Sie sehen, wie schnell ich bereit gewesen bin, Ihnen zu folgen, aber um Eines möchte ich Sie noch ersuchen, nämlich, um ein kleines Verzeichniss derjenigen Sachen, die mir am nützlichsten sein könnten, die mich am meisten förderten – mit welchen Meistern ich anfangen – und mit welchen ich enden sollte. Sie glauben kaum, wie wohlthuend und wie beruhigend einem das Arbeiten ist, besonders, wenn man sich dabei des Rathes eines erfahrenen Meisters erfreut. Ist man sich selbst überlassem, so glaubt man am Ende immer man wäre auf solchem Wege, und dieser Gedanke schon verbitet einem das rüstige Vorarbeiten.

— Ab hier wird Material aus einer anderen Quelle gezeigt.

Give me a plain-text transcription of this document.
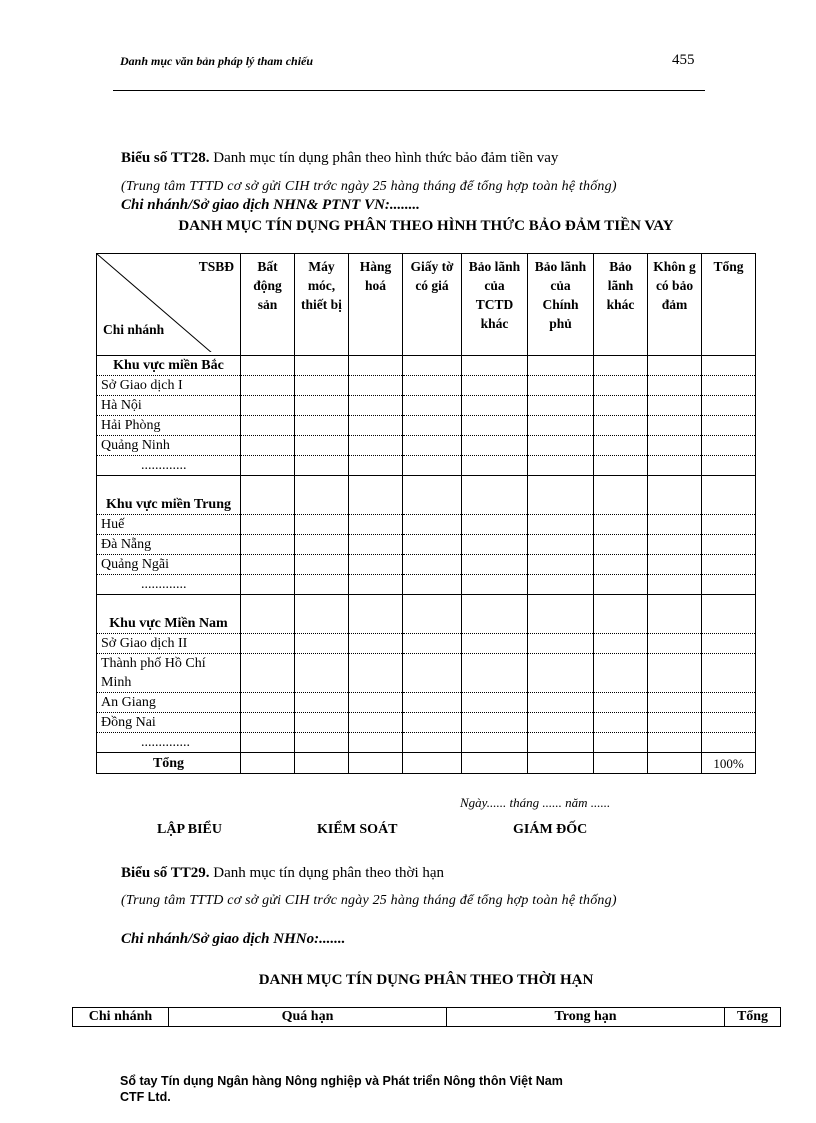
Danh mục văn bản pháp lý tham chiếu	455
Biểu số TT28. Danh mục tín dụng phân theo hình thức bảo đảm tiền vay
(Trung tâm TTTD cơ sở gửi CIH trớc ngày 25 hàng tháng để tổng hợp toàn hệ thống)
Chi nhánh/Sở giao dịch NHN& PTNT VN:........
DANH MỤC TÍN DỤNG PHÂN THEO HÌNH THỨC BẢO ĐẢM TIỀN VAY
TSBĐ
Chi nhánh	Bất động sản	Máy móc, thiết bị	Hàng hoá	Giấy tờ có giá	Bảo lãnh của TCTD khác	Bảo lãnh của Chính phủ	Bảo lãnh khác	Khôn g có bảo đảm	Tổng
Khu vực miền Bắc									
Sở Giao dịch I									
Hà Nội									
Hải Phòng									
Quảng Ninh									
.............									
Khu vực miền Trung									
Huế									
Đà Nẵng									
Quảng Ngãi									
.............									
Khu vực Miền Nam									
Sở Giao dịch II									
Thành phố Hồ Chí Minh									
An Giang									
Đồng Nai									
..............									
Tổng									100%
Ngày...... tháng ...... năm ......
LẬP BIỂU	KIỂM SOÁT	GIÁM ĐỐC
Biểu số TT29. Danh mục tín dụng phân theo thời hạn
(Trung tâm TTTD cơ sở gửi CIH trớc ngày 25 hàng tháng để tổng hợp toàn hệ thống)
Chi nhánh/Sở giao dịch NHNo:.......
DANH MỤC TÍN DỤNG PHÂN THEO THỜI HẠN
Chi nhánh	Quá hạn	Trong hạn	Tổng
Sổ tay Tín dụng Ngân hàng Nông nghiệp và Phát triển Nông thôn Việt Nam
CTF Ltd.
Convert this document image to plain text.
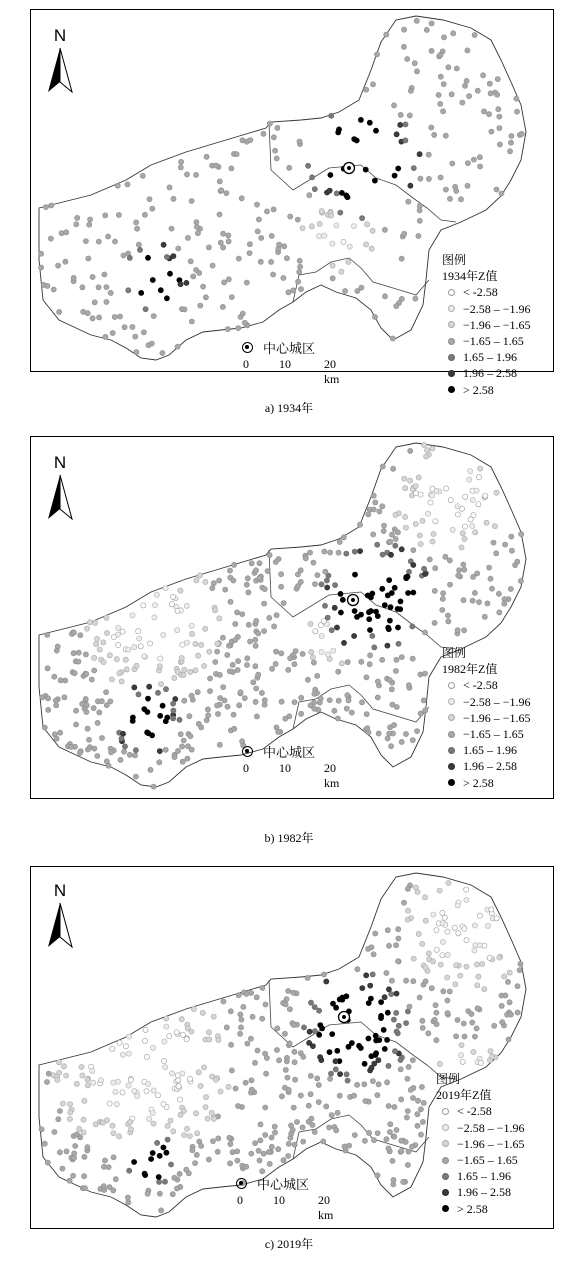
N
中心城区
0	10	20 km
图例
1934年Z值
< -2.58
−2.58 – −1.96
−1.96 – −1.65
−1.65 – 1.65
1.65 – 1.96
1.96 – 2.58
> 2.58
a) 1934年
N
中心城区
0	10	20 km
图例
1982年Z值
< -2.58
−2.58 – −1.96
−1.96 – −1.65
−1.65 – 1.65
1.65 – 1.96
1.96 – 2.58
> 2.58
b) 1982年
N
中心城区
0	10	20 km
图例
2019年Z值
< -2.58
−2.58 – −1.96
−1.96 – −1.65
−1.65 – 1.65
1.65 – 1.96
1.96 – 2.58
> 2.58
c) 2019年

Daß der Geschmack in meinem Arbeiten bisher noch nicht geläutert war, dazu glaube ich schon die Gründe aufgefunden zu haben. Ich hörte nicht genug gute Musik, – wie wohl ich schon Manches studirte. Zu dem Erstern fehlte es mir an Gelegenheit. Meine Bildung war eine mehr theoretische als practische. Dazu habe ich, was ich auch geschrieben habe, ohne Hilfe eines Instruments componirt. Ich habe dabei vielleicht nur mein Wissen geübt, – und bin dabei einer willkührlichen Eingebung gefolgt. Nun weiß ich wohl, was Sie damit sagen wollen, – Studium der besten Muster –, ruhig im Sinn prüfen. Das Alles habe ich wohl gefühlt, aber es ist mir nicht klar geworden. Durch Sie ist mir da ein Stern aufgegangen, dem ich zu folgen gern bereit bin, wenn Sie nur so gut wären und mich dabei gütigst weiter unterstützen wollten. Welche Mittel soll ich noch anwenden, um meinen Geschmack zu bilden? – Wie soll ich meinen Chorsatz verbessern? – Habe ich die Stimmen für sich oder unter einander falsch behandelt? – Fast glaube ich, daß die Mittelstimmen zu wenig selbstständig gehalten sind? –
Das Alles sind Fragen, die Sie in mir angeregt haben, und die ich mir nicht ganz klar beantworten kann. Ich glaube kaum, daß es irgend eine Theorie der Musik giebt, die mir da als Leiter dienen könnte. Wie gern wollte ich mich mir derselben bekannt machen, wenn Sie die Güte hätten, mir irgend ein solches gutes Werk vorzuschlagen. Wenn es im Herzen nicht drängt und treibt, aus dem werden freilich die besten Theorien keinen guten Componisten machen; aber ich möchte gern das Schönste und Beste, was in dieser Hinsicht geschrieben ist, kennen lernen, um meine Sehnsucht nach dem Höchsten zu befriedigen, um einen eigenen Maaßstab zu gewinnen, der mich bei dem, was ich anfinge, leiten könnte. Sie haben bei Ihrer musikalischen Bildung gewiss Gelegenheit gehabt, das Ausgezeichnetste kennen zu lernen, und zu Ihnen wende ich mich daher mit meinem ganzen Vertrauen.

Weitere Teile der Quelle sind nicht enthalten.